Last year, Google’s Senior Vice President of People Operations Laszlo Bock told the New York Times that, "GPA's are worthless as a criteria for hiring, and test scores are worthless." In fact, Google no longer asks applicants for transcripts, GPAs, or test scores because they have found that they are not a good predictor of success in the work place. This dramatic statement – from a company that receives more than two million job applications every year – is actually echoed by school superintendents across the nation, only 5% of whom believe that high school GPAs predict college success and only 6% of whom believe that SATs or ACTs are a good predictor of college success. Yet we continue to evaluate students primarily through grades or testing results, even though research shows that neither is correlated with success in life.
Think about the most successful people you know. They almost always have these things in common: they do something they are good at and they are highly engaged in what they do. They are probably also creative problem solvers (although this may vary, depending on their field). A strong mentoring relationship also contributes to success: over 75% of executives at Fortune 500 companies had or have a mentor, and 71% of Fortune 500 companies have formal mentoring programs. So, if we want to help ensure that students are successful in life, we want to enable them to pursue their own interests, be highly engaged in their academics, and have a strong mentoring relationship with at least one or two of their teachers.
Our current school system seems to be in opposition to this. According to a recent poll of over 600,000 American students in grades 5 - 12, student engagement in school drops dramatically as they get older. Part of the reason for this drop in engagement is that students are not encouraged to pursue their own interests and strengths; rather, we force all students to take the same classes and follow the same path. Another reason for this disengagement relates to the school administration and faculty. Students who strongly agreed with the two statements “My school is committed to building the strengths of each student” and “I have at least one teacher who makes me excited about the future” were more than 30 times more likely to be engaged at school. Not surprisingly, student engagement is directly related to academic performance.
How can we restructure schools to address these issues? We can begin by implementing a plan in which students identify their own strengths and interests (with the help of a teacher or adviser). As each student progresses through school, he should work with caring teachers to develop a course of study that plays upon his strengths and allows him to pursue academic goals related to those strengths and interests. Does this mean that a mathematically-inclined student will not have to read literature and write essays? Of course not. However, he may take different classes than those students who are aspiring writers. This model of education is not remedial; it doesn’t purport to fix the shortcomings of students, but rather to develop their strengths and increase their level of engagement.
We also need teachers who are caring mentors for their students. As NY Times columnist Charles Blow said, “If we want better educational outcomes, we need to attract better teachers — and work to retain them. A good place to start is with respect and paychecks.” I’ve addressed this in a previous column, but it bears repeating. A talented, caring teacher who is committed to the profession and to the students can make a huge difference in a child’s school experience and his or her level of engagement.

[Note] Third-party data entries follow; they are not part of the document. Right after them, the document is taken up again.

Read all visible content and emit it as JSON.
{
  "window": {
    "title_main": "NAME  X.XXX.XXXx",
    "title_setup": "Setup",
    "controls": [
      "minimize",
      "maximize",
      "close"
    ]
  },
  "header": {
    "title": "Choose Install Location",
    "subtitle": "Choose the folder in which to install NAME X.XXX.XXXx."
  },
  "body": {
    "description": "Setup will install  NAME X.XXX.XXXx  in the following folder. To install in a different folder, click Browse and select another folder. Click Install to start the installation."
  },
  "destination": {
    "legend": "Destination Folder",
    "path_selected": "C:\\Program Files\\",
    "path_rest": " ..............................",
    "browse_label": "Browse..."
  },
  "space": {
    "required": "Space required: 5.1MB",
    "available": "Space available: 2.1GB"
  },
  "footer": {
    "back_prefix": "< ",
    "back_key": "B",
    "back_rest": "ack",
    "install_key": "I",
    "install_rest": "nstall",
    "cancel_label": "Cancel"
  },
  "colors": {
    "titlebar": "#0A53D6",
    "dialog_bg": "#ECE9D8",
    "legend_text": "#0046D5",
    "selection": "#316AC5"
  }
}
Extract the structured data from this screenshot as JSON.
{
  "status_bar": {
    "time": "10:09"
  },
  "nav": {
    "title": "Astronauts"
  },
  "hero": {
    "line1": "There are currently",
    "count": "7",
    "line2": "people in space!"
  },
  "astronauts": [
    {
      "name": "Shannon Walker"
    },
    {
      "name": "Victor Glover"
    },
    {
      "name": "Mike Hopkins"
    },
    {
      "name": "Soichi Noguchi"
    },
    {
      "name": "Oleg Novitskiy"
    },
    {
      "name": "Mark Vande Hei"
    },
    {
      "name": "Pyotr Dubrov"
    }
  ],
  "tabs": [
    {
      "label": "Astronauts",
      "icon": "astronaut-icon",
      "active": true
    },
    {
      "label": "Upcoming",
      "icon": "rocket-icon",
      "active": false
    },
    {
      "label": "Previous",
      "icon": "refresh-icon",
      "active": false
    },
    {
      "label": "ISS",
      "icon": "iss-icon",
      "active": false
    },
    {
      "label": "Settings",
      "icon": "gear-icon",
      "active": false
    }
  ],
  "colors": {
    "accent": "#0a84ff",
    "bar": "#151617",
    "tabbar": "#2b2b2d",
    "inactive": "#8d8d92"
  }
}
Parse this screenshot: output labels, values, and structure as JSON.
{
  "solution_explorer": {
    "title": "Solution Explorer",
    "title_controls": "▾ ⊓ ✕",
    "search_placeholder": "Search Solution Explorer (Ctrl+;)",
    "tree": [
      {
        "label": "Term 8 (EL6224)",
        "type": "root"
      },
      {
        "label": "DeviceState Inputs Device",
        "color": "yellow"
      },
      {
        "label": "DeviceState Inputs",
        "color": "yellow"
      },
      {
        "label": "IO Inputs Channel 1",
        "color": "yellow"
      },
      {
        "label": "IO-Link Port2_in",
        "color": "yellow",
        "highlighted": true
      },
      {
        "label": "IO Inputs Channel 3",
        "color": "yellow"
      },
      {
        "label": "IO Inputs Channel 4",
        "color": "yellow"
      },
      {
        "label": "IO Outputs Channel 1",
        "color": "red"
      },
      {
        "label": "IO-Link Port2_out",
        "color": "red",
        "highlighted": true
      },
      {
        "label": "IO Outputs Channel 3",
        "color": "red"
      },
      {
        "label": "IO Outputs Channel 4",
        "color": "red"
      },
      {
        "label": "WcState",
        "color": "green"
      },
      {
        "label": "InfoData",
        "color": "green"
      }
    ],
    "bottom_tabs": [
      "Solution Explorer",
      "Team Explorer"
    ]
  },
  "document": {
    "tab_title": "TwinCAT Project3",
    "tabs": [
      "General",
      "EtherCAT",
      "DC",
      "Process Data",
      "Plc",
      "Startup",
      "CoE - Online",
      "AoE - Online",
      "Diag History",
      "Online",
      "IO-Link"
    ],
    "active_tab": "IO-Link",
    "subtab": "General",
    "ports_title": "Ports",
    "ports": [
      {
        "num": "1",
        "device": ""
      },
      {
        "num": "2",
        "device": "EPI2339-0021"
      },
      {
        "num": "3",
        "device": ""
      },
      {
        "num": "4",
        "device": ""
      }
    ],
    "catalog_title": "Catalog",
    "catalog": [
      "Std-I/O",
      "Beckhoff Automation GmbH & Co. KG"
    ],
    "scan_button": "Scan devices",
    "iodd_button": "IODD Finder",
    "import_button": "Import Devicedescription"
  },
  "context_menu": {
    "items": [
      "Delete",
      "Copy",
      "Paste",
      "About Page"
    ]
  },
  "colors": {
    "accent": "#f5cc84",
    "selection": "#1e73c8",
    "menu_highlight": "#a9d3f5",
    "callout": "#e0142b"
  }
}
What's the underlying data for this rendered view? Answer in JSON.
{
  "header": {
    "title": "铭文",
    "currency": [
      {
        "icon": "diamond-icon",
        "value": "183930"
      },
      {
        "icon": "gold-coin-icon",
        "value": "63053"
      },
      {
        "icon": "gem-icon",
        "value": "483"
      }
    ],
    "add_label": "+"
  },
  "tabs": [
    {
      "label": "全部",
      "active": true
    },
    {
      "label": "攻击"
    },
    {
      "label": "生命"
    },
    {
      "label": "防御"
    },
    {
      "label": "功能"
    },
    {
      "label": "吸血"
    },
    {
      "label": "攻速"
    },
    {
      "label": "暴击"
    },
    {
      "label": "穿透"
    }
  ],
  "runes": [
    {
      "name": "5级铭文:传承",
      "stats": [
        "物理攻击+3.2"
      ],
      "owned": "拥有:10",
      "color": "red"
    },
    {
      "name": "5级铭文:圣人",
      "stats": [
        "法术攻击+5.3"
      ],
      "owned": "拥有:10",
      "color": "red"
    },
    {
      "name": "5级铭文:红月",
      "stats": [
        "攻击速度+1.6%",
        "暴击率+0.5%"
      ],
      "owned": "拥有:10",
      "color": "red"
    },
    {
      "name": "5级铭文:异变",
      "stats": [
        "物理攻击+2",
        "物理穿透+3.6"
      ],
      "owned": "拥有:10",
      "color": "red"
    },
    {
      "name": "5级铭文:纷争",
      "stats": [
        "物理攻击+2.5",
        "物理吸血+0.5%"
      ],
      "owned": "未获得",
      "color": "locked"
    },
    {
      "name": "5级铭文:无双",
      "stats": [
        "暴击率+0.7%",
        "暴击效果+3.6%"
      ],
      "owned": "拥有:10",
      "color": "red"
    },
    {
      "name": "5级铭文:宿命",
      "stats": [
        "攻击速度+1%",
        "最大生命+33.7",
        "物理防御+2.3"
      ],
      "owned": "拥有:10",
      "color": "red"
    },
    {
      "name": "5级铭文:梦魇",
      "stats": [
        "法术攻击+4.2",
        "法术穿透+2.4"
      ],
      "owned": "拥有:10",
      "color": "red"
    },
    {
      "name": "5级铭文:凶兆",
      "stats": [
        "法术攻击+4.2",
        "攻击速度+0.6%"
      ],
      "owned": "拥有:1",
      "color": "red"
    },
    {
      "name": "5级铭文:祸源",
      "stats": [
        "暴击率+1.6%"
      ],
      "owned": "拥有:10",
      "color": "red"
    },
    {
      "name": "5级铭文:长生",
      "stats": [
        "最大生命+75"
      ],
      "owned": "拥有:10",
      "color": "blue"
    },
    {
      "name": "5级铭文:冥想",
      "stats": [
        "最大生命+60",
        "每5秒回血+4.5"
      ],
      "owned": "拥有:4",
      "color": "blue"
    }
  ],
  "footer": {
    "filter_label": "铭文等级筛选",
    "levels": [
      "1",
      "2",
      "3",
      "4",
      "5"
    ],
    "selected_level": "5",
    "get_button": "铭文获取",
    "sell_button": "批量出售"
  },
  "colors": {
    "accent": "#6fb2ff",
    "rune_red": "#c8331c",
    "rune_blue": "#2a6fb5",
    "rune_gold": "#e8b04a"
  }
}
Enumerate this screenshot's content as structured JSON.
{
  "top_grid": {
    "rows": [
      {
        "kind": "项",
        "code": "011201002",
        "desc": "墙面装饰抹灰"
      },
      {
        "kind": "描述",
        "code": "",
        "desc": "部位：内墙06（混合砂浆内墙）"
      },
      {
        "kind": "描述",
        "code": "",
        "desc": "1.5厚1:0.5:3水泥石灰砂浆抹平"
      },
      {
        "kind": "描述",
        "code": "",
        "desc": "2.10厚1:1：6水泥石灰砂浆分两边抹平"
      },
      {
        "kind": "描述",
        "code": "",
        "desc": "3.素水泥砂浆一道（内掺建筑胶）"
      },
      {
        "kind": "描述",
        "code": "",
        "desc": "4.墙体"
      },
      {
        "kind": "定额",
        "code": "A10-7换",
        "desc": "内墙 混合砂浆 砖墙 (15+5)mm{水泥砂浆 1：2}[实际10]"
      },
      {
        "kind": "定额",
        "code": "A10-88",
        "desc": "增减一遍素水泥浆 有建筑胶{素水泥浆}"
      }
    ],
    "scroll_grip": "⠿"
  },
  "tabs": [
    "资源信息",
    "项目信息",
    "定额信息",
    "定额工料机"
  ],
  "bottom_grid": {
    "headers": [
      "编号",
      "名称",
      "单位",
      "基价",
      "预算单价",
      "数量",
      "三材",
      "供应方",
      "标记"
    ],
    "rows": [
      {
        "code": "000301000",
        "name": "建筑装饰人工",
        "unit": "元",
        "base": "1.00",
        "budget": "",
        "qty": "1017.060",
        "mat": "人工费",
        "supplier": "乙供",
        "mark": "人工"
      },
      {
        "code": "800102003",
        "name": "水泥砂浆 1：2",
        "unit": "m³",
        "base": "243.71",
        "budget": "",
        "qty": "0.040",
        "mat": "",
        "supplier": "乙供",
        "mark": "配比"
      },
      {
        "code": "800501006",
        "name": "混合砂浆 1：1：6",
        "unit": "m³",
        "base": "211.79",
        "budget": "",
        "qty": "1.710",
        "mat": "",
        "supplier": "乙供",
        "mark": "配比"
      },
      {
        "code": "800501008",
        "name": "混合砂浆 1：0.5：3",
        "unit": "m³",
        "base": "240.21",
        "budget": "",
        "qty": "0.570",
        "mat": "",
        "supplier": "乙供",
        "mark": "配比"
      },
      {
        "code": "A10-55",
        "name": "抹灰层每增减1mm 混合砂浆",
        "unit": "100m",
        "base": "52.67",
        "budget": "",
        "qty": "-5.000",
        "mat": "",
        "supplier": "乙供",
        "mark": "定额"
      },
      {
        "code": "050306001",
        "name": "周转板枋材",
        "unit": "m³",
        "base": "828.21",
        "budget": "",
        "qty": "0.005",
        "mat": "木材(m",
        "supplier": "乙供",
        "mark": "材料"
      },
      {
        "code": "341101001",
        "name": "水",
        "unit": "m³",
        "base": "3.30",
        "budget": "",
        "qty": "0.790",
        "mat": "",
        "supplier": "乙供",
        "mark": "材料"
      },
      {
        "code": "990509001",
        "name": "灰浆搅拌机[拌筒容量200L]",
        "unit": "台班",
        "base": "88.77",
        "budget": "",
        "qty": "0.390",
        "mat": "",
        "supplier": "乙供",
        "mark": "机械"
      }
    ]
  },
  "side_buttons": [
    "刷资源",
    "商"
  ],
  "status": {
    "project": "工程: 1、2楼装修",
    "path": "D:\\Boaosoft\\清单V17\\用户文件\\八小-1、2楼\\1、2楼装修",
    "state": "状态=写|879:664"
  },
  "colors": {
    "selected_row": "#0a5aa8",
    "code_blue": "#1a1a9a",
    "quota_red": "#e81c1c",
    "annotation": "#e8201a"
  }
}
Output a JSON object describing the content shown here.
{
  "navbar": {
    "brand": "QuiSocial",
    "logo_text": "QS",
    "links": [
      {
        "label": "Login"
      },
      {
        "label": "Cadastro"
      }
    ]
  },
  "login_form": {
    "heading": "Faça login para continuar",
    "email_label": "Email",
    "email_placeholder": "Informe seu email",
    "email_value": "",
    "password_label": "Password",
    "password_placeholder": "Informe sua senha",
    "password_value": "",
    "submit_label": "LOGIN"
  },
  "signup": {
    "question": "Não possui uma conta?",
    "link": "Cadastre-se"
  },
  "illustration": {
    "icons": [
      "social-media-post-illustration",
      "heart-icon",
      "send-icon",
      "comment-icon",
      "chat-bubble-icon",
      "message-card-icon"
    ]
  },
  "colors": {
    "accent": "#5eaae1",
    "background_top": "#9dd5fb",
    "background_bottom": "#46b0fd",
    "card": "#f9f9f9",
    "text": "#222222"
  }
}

Finally, we can place less emphasis on testing and more emphasis on project-based problem solving skills and real world experiences. In poll results released this month, only 31% of Americans believe that our high school graduates are ready for college. And 84% of those same respondents believe that “working on a real world project that takes at least six months to complete” is either very important or somewhat important for high school graduates to get a good job. We need to provide opportunities for students to tackle real problems, in subjects that interest them and in which they have demonstrated strengths, both in school and through internships.
We all thrive in environments where our strengths and talents are recognized, where we feel cared for, and where we feel challenged – whether we are six years old or sixty years old. Schools can be places like that, preparing our students for a lifetime of learning and achievement. But our educational institutions do not provide that environment as they are now. As Brandon Busteed wrote in Education Week, “if we want to build engaged schools, we need to put ownership of the teaching and learning process back in the hands of teachers and students.” Let’s stop pretending that testing is the answer, and instead start creating school environments that lead to lifetime success.